I have been working for a few hours on this problem which we cannot get the H24-500 to Internet to work.. Needless to say, I don't' know much about networking or the H24-500. 

on the TV screen typed in the IP address, subnet mask, default gateway and the DNS number that was found by going into "cmd" on the computer and tying in "ipconfig/all" and using the IP address, subnet mask, default gateway and the DNS number. 
once it runs, this check I get 
Ip Address Ok
Subnet Mask OK 
Default Gateway OK
DNS Ok 
Network Connected
Internet Not connected to the Internet (22)

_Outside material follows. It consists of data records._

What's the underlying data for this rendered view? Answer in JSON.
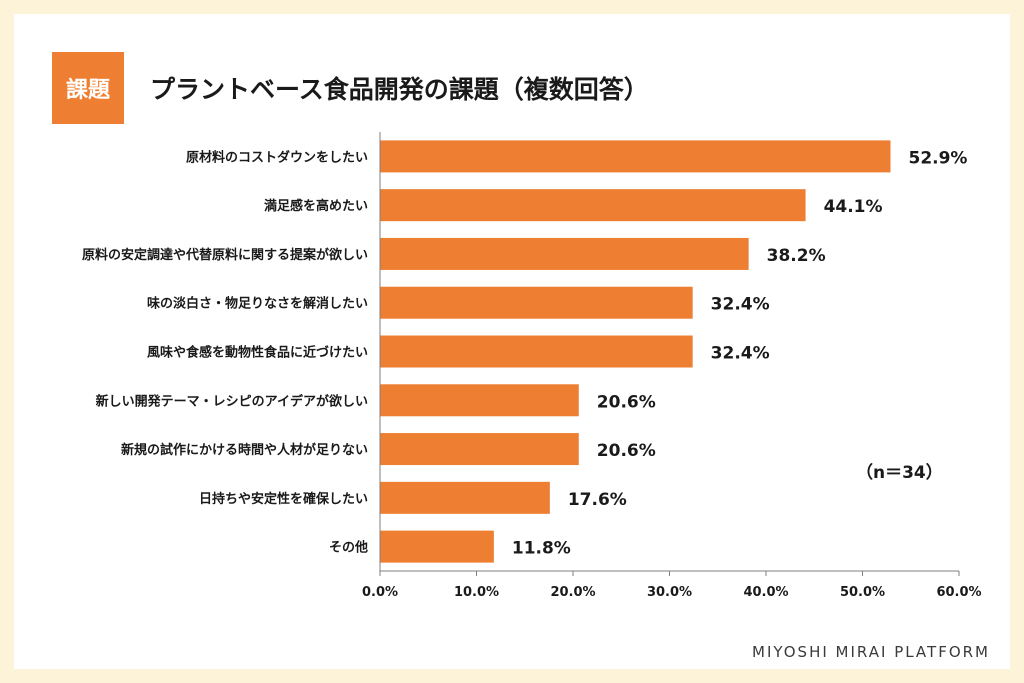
{
  "badge": "課題",
  "title": "プラントベース食品開発の課題（複数回答）",
  "footer": "MIYOSHI MIRAI PLATFORM",
  "colors": {
    "bar": "#ee7f32",
    "background": "#fdf3d8",
    "badge": "#ee7f32"
  },
  "chart_data": {
    "type": "bar",
    "orientation": "horizontal",
    "title": "プラントベース食品開発の課題（複数回答）",
    "categories": [
      "原材料のコストダウンをしたい",
      "満足感を高めたい",
      "原料の安定調達や代替原料に関する提案が欲しい",
      "味の淡白さ・物足りなさを解消したい",
      "風味や食感を動物性食品に近づけたい",
      "新しい開発テーマ・レシピのアイデアが欲しい",
      "新規の試作にかける時間や人材が足りない",
      "日持ちや安定性を確保したい",
      "その他"
    ],
    "values": [
      52.9,
      44.1,
      38.2,
      32.4,
      32.4,
      20.6,
      20.6,
      17.6,
      11.8
    ],
    "value_labels": [
      "52.9%",
      "44.1%",
      "38.2%",
      "32.4%",
      "32.4%",
      "20.6%",
      "20.6%",
      "17.6%",
      "11.8%"
    ],
    "xlim": [
      0,
      60
    ],
    "xticks": [
      0,
      10,
      20,
      30,
      40,
      50,
      60
    ],
    "xtick_labels": [
      "0.0%",
      "10.0%",
      "20.0%",
      "30.0%",
      "40.0%",
      "50.0%",
      "60.0%"
    ],
    "annotation": "（n＝34）",
    "grid": false
  }
}
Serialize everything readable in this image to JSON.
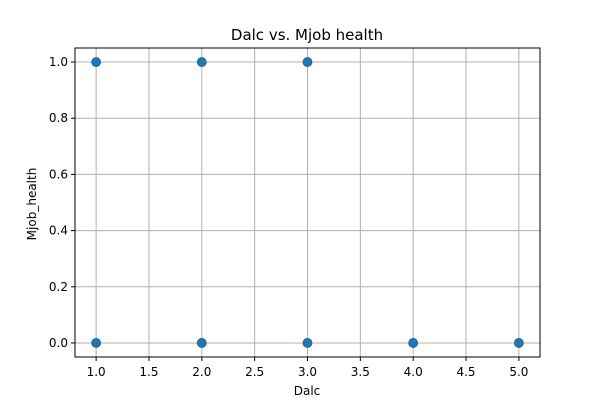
{
  "chart_data": {
    "type": "scatter",
    "title": "Dalc vs. Mjob health",
    "xlabel": "Dalc",
    "ylabel": "Mjob_health",
    "xlim": [
      0.8,
      5.2
    ],
    "ylim": [
      -0.05,
      1.05
    ],
    "xticks": [
      1.0,
      1.5,
      2.0,
      2.5,
      3.0,
      3.5,
      4.0,
      4.5,
      5.0
    ],
    "xtick_labels": [
      "1.0",
      "1.5",
      "2.0",
      "2.5",
      "3.0",
      "3.5",
      "4.0",
      "4.5",
      "5.0"
    ],
    "yticks": [
      0.0,
      0.2,
      0.4,
      0.6,
      0.8,
      1.0
    ],
    "ytick_labels": [
      "0.0",
      "0.2",
      "0.4",
      "0.6",
      "0.8",
      "1.0"
    ],
    "grid": true,
    "marker_color": "#1f77b4",
    "points": [
      {
        "x": 1,
        "y": 1
      },
      {
        "x": 2,
        "y": 1
      },
      {
        "x": 3,
        "y": 1
      },
      {
        "x": 1,
        "y": 0
      },
      {
        "x": 2,
        "y": 0
      },
      {
        "x": 3,
        "y": 0
      },
      {
        "x": 4,
        "y": 0
      },
      {
        "x": 5,
        "y": 0
      }
    ]
  }
}
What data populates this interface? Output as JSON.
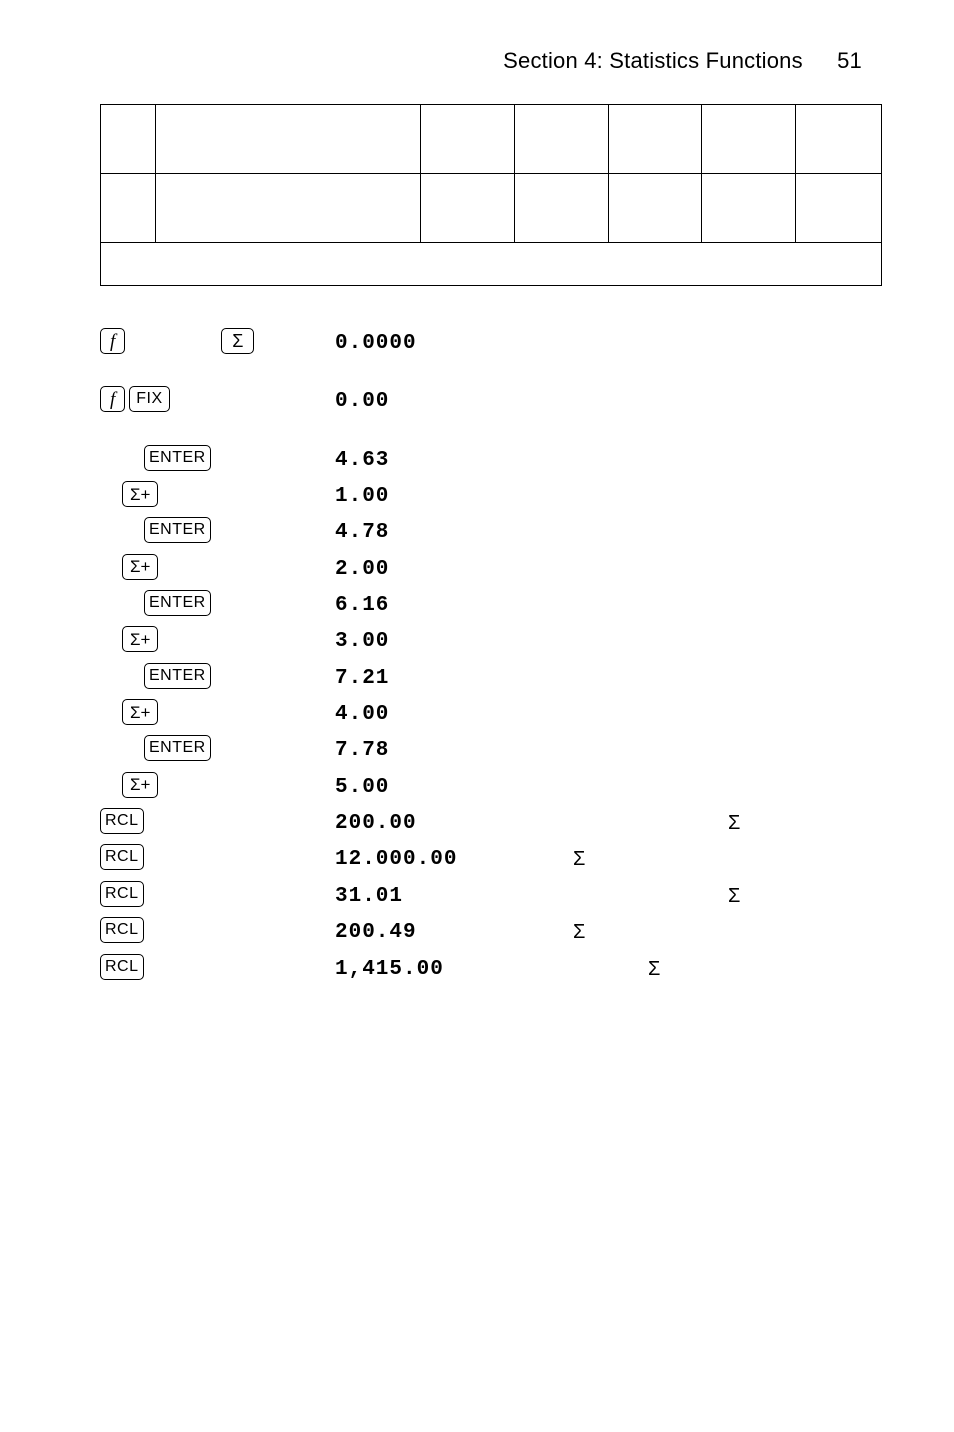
{
  "header": {
    "section": "Section 4: Statistics Functions",
    "pageno": "51"
  },
  "rows": [
    {
      "type": "gap",
      "keys": [
        {
          "k": "f",
          "cls": "serif"
        },
        {
          "k": "spacer"
        },
        {
          "k": "Σ",
          "cls": "sigma-on"
        }
      ],
      "display": "0.0000"
    },
    {
      "type": "gap",
      "keys": [
        {
          "k": "f",
          "cls": "serif"
        },
        {
          "k": "FIX",
          "cls": "fix"
        }
      ],
      "lead": "",
      "display": "0.00"
    },
    {
      "type": "",
      "lead": "",
      "keys": [
        {
          "k": "ENTER",
          "cls": "enter",
          "pre": ""
        }
      ],
      "display": "4.63",
      "preindent": 1
    },
    {
      "type": "",
      "lead": "",
      "keys": [
        {
          "k": "Σ+",
          "cls": "sym"
        }
      ],
      "display": "1.00",
      "preindent": 0.5
    },
    {
      "type": "",
      "lead": "",
      "keys": [
        {
          "k": "ENTER",
          "cls": "enter"
        }
      ],
      "display": "4.78",
      "preindent": 1
    },
    {
      "type": "",
      "lead": "",
      "keys": [
        {
          "k": "Σ+",
          "cls": "sym"
        }
      ],
      "display": "2.00",
      "preindent": 0.5
    },
    {
      "type": "",
      "lead": "",
      "keys": [
        {
          "k": "ENTER",
          "cls": "enter"
        }
      ],
      "display": "6.16",
      "preindent": 1
    },
    {
      "type": "",
      "lead": "",
      "keys": [
        {
          "k": "Σ+",
          "cls": "sym"
        }
      ],
      "display": "3.00",
      "preindent": 0.5
    },
    {
      "type": "",
      "lead": "",
      "keys": [
        {
          "k": "ENTER",
          "cls": "enter"
        }
      ],
      "display": "7.21",
      "preindent": 1
    },
    {
      "type": "",
      "lead": "",
      "keys": [
        {
          "k": "Σ+",
          "cls": "sym"
        }
      ],
      "display": "4.00",
      "preindent": 0.5
    },
    {
      "type": "",
      "lead": "",
      "keys": [
        {
          "k": "ENTER",
          "cls": "enter"
        }
      ],
      "display": "7.78",
      "preindent": 1
    },
    {
      "type": "",
      "lead": "",
      "keys": [
        {
          "k": "Σ+",
          "cls": "sym"
        }
      ],
      "display": "5.00",
      "preindent": 0.5
    },
    {
      "type": "",
      "keys": [
        {
          "k": "RCL",
          "cls": "rcl"
        }
      ],
      "display": "200.00",
      "comment": "Σ",
      "commentPad": 205
    },
    {
      "type": "",
      "keys": [
        {
          "k": "RCL",
          "cls": "rcl"
        }
      ],
      "display": "12.000.00",
      "comment": "Σ",
      "commentPad": 50
    },
    {
      "type": "",
      "keys": [
        {
          "k": "RCL",
          "cls": "rcl"
        }
      ],
      "display": "31.01",
      "comment": "Σ",
      "commentPad": 205
    },
    {
      "type": "",
      "keys": [
        {
          "k": "RCL",
          "cls": "rcl"
        }
      ],
      "display": "200.49",
      "comment": "Σ",
      "commentPad": 50
    },
    {
      "type": "",
      "keys": [
        {
          "k": "RCL",
          "cls": "rcl"
        }
      ],
      "display": "1,415.00",
      "comment": "Σ",
      "commentPad": 125
    }
  ]
}
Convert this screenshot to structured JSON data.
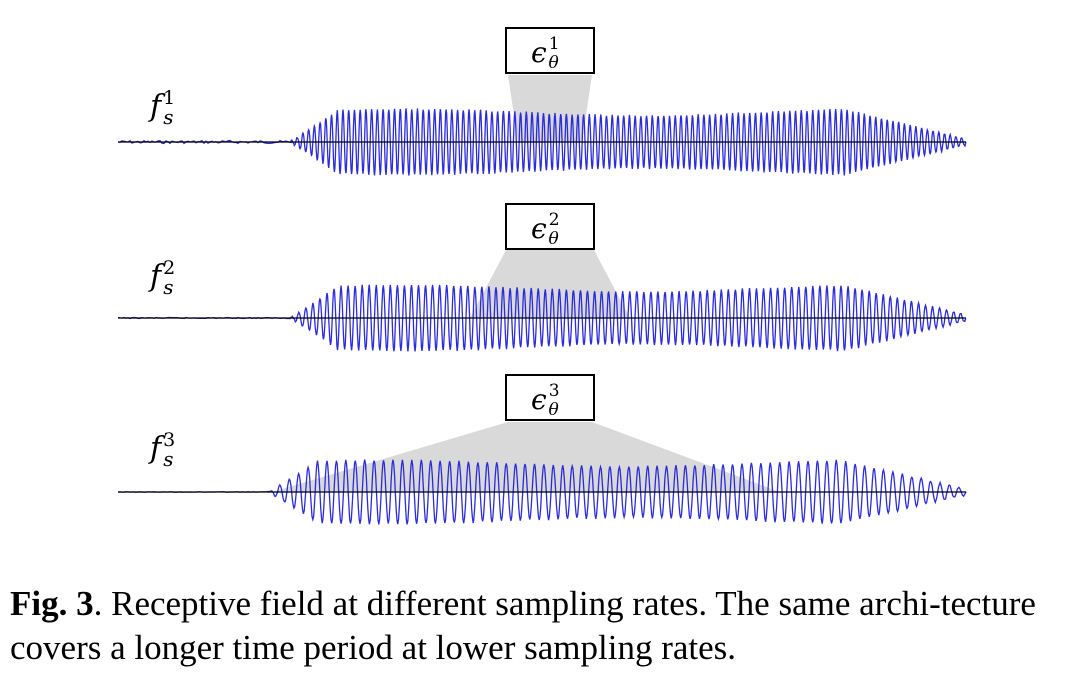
{
  "figure": {
    "rows": [
      {
        "rate_base": "f",
        "rate_sub": "s",
        "rate_sup": "1",
        "model_base": "ϵ",
        "model_sub": "θ",
        "model_sup": "1",
        "receptive_field_fraction": 0.11
      },
      {
        "rate_base": "f",
        "rate_sub": "s",
        "rate_sup": "2",
        "model_base": "ϵ",
        "model_sub": "θ",
        "model_sup": "2",
        "receptive_field_fraction": 0.2
      },
      {
        "rate_base": "f",
        "rate_sub": "s",
        "rate_sup": "3",
        "model_base": "ϵ",
        "model_sub": "θ",
        "model_sup": "3",
        "receptive_field_fraction": 0.59
      }
    ],
    "colors": {
      "waveform": "#2b2bdc",
      "receptive_field": "#d9d9d9",
      "box_border": "#000000",
      "baseline": "#000000"
    }
  },
  "caption": {
    "label": "Fig. 3",
    "text": ". Receptive field at different sampling rates. The same archi-tecture covers a longer time period at lower sampling rates."
  }
}
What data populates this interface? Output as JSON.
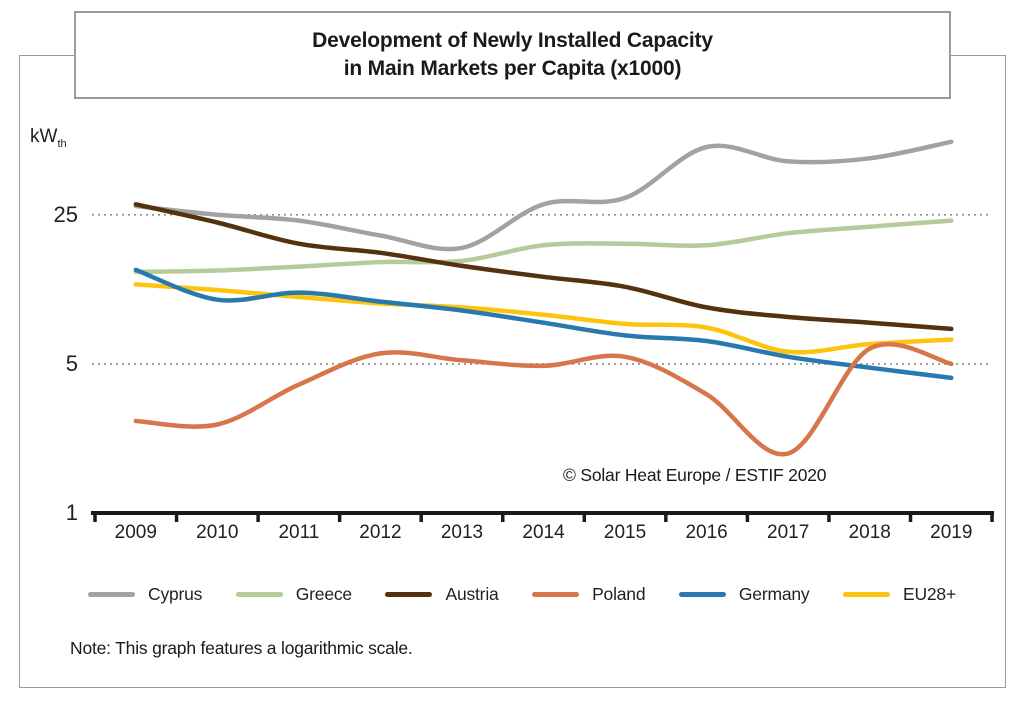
{
  "title": {
    "line1": "Development of Newly Installed Capacity",
    "line2": "in Main Markets per Capita (x1000)"
  },
  "y_unit": {
    "main": "kW",
    "sub": "th"
  },
  "copyright": "© Solar Heat Europe / ESTIF 2020",
  "note": "Note: This graph features a logarithmic scale.",
  "chart_data": {
    "type": "line",
    "scale": "logarithmic",
    "title": "Development of Newly Installed Capacity in Main Markets per Capita (x1000)",
    "ylabel": "kWth",
    "xlabel": "",
    "x": [
      2009,
      2010,
      2011,
      2012,
      2013,
      2014,
      2015,
      2016,
      2017,
      2018,
      2019
    ],
    "yticks": [
      25,
      5,
      1
    ],
    "gridlines_at": [
      25,
      5
    ],
    "ylim": [
      1,
      60
    ],
    "grid": "dotted-horizontal",
    "legend_position": "bottom",
    "series": [
      {
        "name": "Cyprus",
        "color": "#a2a2a2",
        "values": [
          27.5,
          25,
          23.5,
          20,
          17.5,
          28,
          30,
          52,
          44.5,
          46,
          55
        ]
      },
      {
        "name": "Greece",
        "color": "#b5cc9a",
        "values": [
          13.5,
          13.7,
          14.3,
          15,
          15.2,
          18,
          18.3,
          18,
          20.5,
          22,
          23.5
        ]
      },
      {
        "name": "Austria",
        "color": "#54310f",
        "values": [
          28,
          23,
          18.3,
          16.6,
          14.4,
          12.8,
          11.5,
          9.2,
          8.3,
          7.8,
          7.3
        ]
      },
      {
        "name": "Poland",
        "color": "#d6764a",
        "values": [
          2.7,
          2.6,
          4.0,
          5.6,
          5.2,
          4.9,
          5.4,
          3.6,
          1.9,
          5.9,
          5.0
        ]
      },
      {
        "name": "Germany",
        "color": "#2779ae",
        "values": [
          13.8,
          10.0,
          10.8,
          9.8,
          8.9,
          7.8,
          6.8,
          6.4,
          5.4,
          4.8,
          4.3
        ]
      },
      {
        "name": "EU28+",
        "color": "#fdc40d",
        "values": [
          11.8,
          11.1,
          10.3,
          9.6,
          9.2,
          8.5,
          7.7,
          7.4,
          5.7,
          6.2,
          6.5
        ]
      }
    ],
    "draw_order": [
      "Cyprus",
      "Greece",
      "EU28+",
      "Germany",
      "Austria",
      "Poland"
    ]
  }
}
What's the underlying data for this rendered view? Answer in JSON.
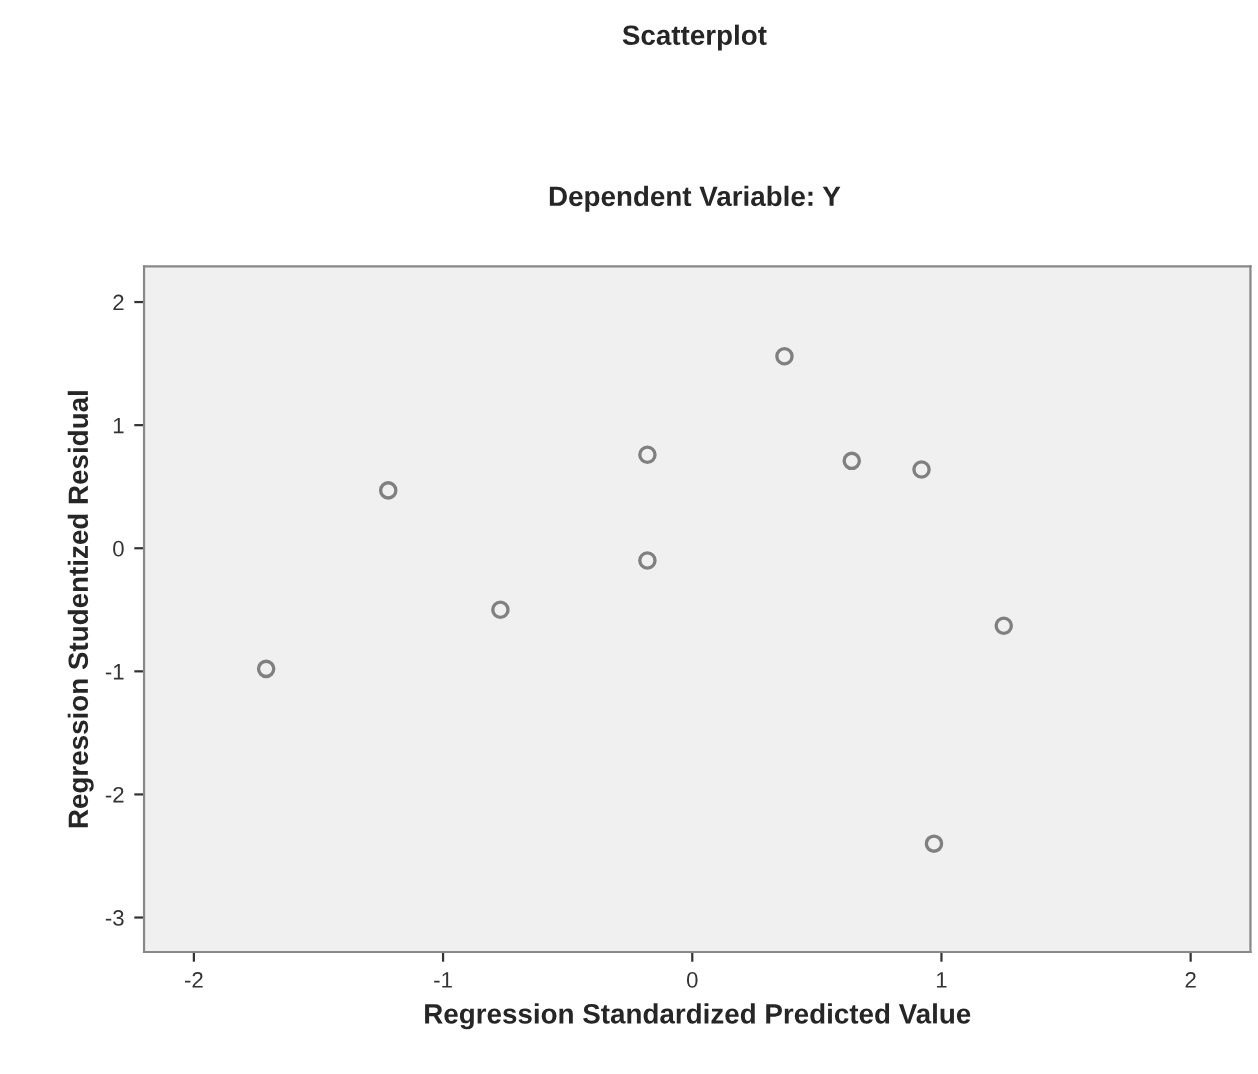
{
  "chart_data": {
    "type": "scatter",
    "title": "Scatterplot",
    "subtitle": "Dependent Variable: Y",
    "xlabel": "Regression Standardized Predicted Value",
    "ylabel": "Regression Studentized Residual",
    "x": [
      -1.71,
      -1.22,
      -0.77,
      -0.18,
      -0.18,
      0.37,
      0.64,
      0.92,
      1.25,
      0.97
    ],
    "series": [
      {
        "color": "#808080",
        "values": [
          -0.98,
          0.47,
          -0.5,
          0.76,
          -0.1,
          1.56,
          0.71,
          0.64,
          -0.63,
          -2.4
        ]
      }
    ],
    "xlim": [
      -2.2,
      2.24
    ],
    "ylim": [
      -3.28,
      2.29
    ],
    "xticks": [
      -2,
      -1,
      0,
      1,
      2
    ],
    "yticks": [
      -3,
      -2,
      -1,
      0,
      1,
      2
    ],
    "marker": "circle",
    "grid": false,
    "legend": false
  }
}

WE have DSL ATT using a 2-wire 2701HG-B 
I thought it could be the 2wire firewall, and from answer #151 on 2wire's support, and added a defined application.. naming it " directv" and for ports I found a page on this forum "configuring a router for Directv's apps."that directv uses ports 27161 to 27192 
I still get error 22.. 
called DirecTv twice, one said that I would need a DECA , when I called back, I was then told I would not need it. since the H24 has a DECA built in.

Can anyone help me get this up and running.. 
PS. If I get the H24-500 going, will I need to do the same for the H24-100 does it also need a cat5 cable as well and do we have to set up all this stuff all over again, or will the H24-100 just see the network after we get the H24-500 set up correctly?


----------



## The Merg (Jun 24, 2007)

I assume you mean an HR24-500 and not H24-500 as you need a DVR in your configuration.

You should not need to manually enter in the network information as your router should do all that for you. It seems like your receiver network is not hooked up to your local network. Even with the HR24 and H24, in order to have a complete Whole Home setup you need one DECA - to connect the receivers to the Internet. One of your coax cables should be split and a DECA attached. An ethernet cable is connected from the DECA to your router.

If that wasn't done contact DirecTV and let them know about it.

- Merg


----------



## jpitlick (Apr 19, 2007)

How did DirecTV connect your receivers to your DSL? Did they do it the correct way by using a DECA and power supply connected to your SWM switch and router? Or did they do it the wrong way by connecting an ethernet cable between your HR24 and your router? The wrong way does not work.


----------



## cchilb (Jun 28, 2005)

They done it the wrong way. They are coming back out to put in the DECA.


----------